Long-term treatment of incadronate disodium accumulates microdamage but improves the trabecular bone microarchitecture in dog vertebra.

This study aimed to investigate the effect of long-term suppression of bone resorption by bisphosphonate on the microstructure, accumulation of microdamage, and mechanical properties of trabecular bone. Twenty-nine 1-year-old beagles (15 males, 14 females) were divided into three groups. The control group (CNT) was treated daily with vehicle, and the other two groups were treated with incadronate at a dose of 0.3 mg/kg/day (LOW) or 0.6 mg/kg/day (HIGH) orally for 3 years. After death, the second thoracic vertebra was scanned with microcomputed tomography (micro-CT) and assigned to histomorphometric and microdamage measurements.
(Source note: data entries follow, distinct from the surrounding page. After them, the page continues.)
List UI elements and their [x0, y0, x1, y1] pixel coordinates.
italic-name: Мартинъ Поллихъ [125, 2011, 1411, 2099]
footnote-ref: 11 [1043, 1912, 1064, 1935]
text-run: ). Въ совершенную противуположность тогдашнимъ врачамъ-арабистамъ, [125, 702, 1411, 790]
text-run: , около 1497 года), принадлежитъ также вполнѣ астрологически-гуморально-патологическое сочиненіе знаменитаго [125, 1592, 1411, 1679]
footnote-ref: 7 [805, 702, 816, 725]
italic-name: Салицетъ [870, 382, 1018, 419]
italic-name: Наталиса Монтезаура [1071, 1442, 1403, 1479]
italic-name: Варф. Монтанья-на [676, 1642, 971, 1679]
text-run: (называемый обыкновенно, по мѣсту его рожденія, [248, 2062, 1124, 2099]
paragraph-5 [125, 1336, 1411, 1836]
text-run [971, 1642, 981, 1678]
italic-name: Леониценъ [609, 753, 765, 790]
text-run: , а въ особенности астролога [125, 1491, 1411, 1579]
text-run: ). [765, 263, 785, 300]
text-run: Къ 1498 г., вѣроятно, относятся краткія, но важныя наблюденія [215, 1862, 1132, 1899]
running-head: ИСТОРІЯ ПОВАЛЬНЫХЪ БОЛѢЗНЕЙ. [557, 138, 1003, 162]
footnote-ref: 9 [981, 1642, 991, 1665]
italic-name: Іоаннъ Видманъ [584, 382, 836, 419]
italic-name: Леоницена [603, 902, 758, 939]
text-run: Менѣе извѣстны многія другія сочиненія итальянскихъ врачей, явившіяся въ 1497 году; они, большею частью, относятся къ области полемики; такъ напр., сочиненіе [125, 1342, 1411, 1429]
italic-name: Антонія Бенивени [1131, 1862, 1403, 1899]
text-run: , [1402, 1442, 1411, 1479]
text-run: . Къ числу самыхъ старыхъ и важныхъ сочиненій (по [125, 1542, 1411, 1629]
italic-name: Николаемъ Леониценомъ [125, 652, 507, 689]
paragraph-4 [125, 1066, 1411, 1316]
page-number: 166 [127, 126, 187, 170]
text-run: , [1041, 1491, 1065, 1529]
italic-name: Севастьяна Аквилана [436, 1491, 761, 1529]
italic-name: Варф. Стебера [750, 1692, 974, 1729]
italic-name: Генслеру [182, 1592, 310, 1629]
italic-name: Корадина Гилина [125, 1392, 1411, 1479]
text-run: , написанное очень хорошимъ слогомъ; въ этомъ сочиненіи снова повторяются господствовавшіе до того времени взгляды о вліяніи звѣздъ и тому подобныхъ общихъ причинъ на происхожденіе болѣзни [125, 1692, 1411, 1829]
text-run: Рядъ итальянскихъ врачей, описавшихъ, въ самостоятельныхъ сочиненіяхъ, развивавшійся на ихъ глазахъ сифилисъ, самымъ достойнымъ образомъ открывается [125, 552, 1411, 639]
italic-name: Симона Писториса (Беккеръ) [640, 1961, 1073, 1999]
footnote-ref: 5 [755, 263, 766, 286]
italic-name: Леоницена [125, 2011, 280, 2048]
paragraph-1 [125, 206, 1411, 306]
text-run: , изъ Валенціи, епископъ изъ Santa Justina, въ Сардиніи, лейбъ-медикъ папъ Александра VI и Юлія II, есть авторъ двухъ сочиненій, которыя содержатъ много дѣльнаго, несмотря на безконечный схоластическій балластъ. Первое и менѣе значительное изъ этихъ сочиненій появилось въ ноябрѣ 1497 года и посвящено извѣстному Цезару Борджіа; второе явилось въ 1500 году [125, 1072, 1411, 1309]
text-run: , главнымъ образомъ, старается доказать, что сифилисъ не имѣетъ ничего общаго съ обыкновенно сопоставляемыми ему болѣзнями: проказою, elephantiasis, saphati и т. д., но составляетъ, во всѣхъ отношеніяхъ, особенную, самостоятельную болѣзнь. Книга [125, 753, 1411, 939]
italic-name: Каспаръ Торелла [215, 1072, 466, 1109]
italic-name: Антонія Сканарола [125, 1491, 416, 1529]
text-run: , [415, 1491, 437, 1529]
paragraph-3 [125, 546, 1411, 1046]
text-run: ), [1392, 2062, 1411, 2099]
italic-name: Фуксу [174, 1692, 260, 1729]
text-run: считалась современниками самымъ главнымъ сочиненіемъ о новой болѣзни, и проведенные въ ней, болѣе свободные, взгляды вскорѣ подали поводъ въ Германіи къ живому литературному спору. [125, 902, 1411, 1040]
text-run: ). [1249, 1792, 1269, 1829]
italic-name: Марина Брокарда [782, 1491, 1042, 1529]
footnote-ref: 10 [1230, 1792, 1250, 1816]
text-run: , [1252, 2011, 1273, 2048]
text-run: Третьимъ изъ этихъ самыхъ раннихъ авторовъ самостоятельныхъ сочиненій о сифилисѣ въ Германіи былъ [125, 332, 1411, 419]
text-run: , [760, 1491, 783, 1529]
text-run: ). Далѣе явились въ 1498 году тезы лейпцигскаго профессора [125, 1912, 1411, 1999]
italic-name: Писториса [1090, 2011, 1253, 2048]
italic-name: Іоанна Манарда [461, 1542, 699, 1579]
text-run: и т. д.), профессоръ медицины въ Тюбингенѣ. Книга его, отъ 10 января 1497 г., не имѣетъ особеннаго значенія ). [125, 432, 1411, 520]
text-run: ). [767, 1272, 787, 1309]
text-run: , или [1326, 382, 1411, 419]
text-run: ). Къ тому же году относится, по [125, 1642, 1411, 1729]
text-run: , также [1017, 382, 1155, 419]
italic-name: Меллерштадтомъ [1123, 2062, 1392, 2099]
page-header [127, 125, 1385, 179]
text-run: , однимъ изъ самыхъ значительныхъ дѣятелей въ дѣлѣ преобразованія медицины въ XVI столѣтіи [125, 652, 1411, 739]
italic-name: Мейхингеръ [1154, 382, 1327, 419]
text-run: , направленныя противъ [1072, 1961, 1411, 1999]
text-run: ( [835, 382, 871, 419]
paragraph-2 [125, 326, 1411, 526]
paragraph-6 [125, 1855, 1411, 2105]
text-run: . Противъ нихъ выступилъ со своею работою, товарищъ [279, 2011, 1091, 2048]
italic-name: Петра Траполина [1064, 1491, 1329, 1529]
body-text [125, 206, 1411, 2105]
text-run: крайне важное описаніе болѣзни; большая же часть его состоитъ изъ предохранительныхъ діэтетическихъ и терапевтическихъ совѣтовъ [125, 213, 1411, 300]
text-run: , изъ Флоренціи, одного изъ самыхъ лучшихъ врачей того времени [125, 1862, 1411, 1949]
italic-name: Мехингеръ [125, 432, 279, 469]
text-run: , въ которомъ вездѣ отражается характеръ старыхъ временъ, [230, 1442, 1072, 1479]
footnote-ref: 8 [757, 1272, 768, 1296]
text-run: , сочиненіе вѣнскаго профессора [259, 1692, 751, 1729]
The fourth lumbar vertebra was mechanically tested by compression. Incadronate concentration in bone was measured in the 11th thoracic vertebra. Micro-CT analysis demonstrated a platelike trabecular structure and increased concave surface of trabeculae in the thoracic vertebra of incadronate-treated groups. Three-year incadronate treatment significantly suppressed trabecular activation rates by 56% in LOW and 67% in HIGH without impairment of mineralization, and increased microdamage accumulation in both incadronate-treated groups. Trabecular bone volume was significantly increased in both LOW and HIGH groups, and vertebral strength was significantly increased in the HIGH group compared with the CNT group. However, intrinsic material properties such as normalized ultimate stress and normalized toughness were reduced in incadronate-treated groups. Incadronate concentration in bone was dose-dependent. This study suggests that long-term suppression of bone remodeling increases microdamage accumulation, but this is not necessarily associated with vertebral fragility because of compensated increase of bone mass and improved microarchitecture.